Kill-dataset (verbatim)
Kill: large fragment-date datasets (Fragmentarium-scale) showing a smooth hazard with no reform spikes.
Provenance
Run: Fresh agent generation
· model: claude-fable-5
Authored by the shepherd session (Claude Fable 5) as the recorded instrument, drafted 2026-07-04 in the session scratchpad (fresh_conjectures_draft_20260704.md) after Phase A was launched and BEFORE any triage literature search for this pilot; imported immediately after Phase A deployment and before the B2 triage pass began, so the fresh-lane ModelRun timestamp precedes all triage ModelRuns. Novelty unverified: the author cannot rule out prior formulations in the literature; these enter the same triage lane as the imported harvest.
Novelty / leakage triage
Adjacent (closely related prior work exists)

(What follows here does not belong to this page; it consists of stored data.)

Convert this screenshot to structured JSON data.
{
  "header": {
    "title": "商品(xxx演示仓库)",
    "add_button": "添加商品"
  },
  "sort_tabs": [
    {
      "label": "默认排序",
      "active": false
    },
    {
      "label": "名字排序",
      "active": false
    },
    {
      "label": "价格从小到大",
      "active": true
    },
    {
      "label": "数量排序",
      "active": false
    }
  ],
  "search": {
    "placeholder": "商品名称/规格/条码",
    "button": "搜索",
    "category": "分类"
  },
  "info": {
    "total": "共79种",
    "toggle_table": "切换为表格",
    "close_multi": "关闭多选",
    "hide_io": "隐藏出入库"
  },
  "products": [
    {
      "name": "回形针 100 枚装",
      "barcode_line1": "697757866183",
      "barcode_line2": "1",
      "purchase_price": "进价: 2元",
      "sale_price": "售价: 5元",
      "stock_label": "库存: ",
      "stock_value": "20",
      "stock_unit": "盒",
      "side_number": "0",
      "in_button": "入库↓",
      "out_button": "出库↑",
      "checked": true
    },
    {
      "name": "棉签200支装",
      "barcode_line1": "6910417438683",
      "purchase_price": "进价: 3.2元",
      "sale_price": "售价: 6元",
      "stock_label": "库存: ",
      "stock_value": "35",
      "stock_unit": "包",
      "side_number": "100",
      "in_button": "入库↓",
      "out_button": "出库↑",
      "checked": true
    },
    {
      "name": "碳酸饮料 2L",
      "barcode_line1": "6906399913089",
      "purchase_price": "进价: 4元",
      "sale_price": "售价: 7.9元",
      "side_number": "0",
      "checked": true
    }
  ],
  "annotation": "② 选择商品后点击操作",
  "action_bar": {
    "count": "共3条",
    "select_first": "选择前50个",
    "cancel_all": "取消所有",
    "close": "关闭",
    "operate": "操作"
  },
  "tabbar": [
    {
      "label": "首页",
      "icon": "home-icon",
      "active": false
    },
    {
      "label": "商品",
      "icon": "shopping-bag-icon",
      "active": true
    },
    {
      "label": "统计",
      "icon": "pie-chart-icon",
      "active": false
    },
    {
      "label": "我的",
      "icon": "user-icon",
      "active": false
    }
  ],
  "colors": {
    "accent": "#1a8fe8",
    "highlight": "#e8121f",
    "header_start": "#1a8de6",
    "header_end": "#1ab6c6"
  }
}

Fragmentology explicitly recognizes obsolescence-driven reuse: binding-waste spikes with the arrival of print and with Reformation-era discarding of Catholic liturgical manuscripts. The qualitative mechanism is therefore published for the biggest (post-1500) watersheds. The quantitative hazard-shape claim — reform-spike lags (~30-80 years) after PRE-1500 liturgical/legal reforms versus a smooth wear-out hazard — was not located.
Predictions
Open
registered 2026-07-04
calibration prediction (parent triage: leaked/adjacent)
Calibration-tier OPEN prediction (triage: adjacent — obsolescence-driven reuse is recognized for post-1500 watersheds): dated binding-waste fragments cluster at tradition-specific lags of ~30-80 years after documented PRE-1500 liturgical and legal-code reforms, yielding a reform-spike hazard rather than a smooth wear-out hazard.
Resolution criteria: Resolvable against fragment-date datasets (Fragmentarium-scale) restricted to host bindings made before 1500. SUPPORTED if the fragment production-to-reuse interval distribution shows significant excess mass (permutation p < 0.05) in reform+30 to reform+80 windows relative to a smooth Weibull fit. KILLED if a smooth hazard fits with no reform-window excess.
Known priors disclosure: No in-house fragment data. The registrant knows the post-1500 reuse spikes (print, Reformation) from the triage search; the claim is deliberately restricted to pre-1500 host bindings to avoid those documented watersheds.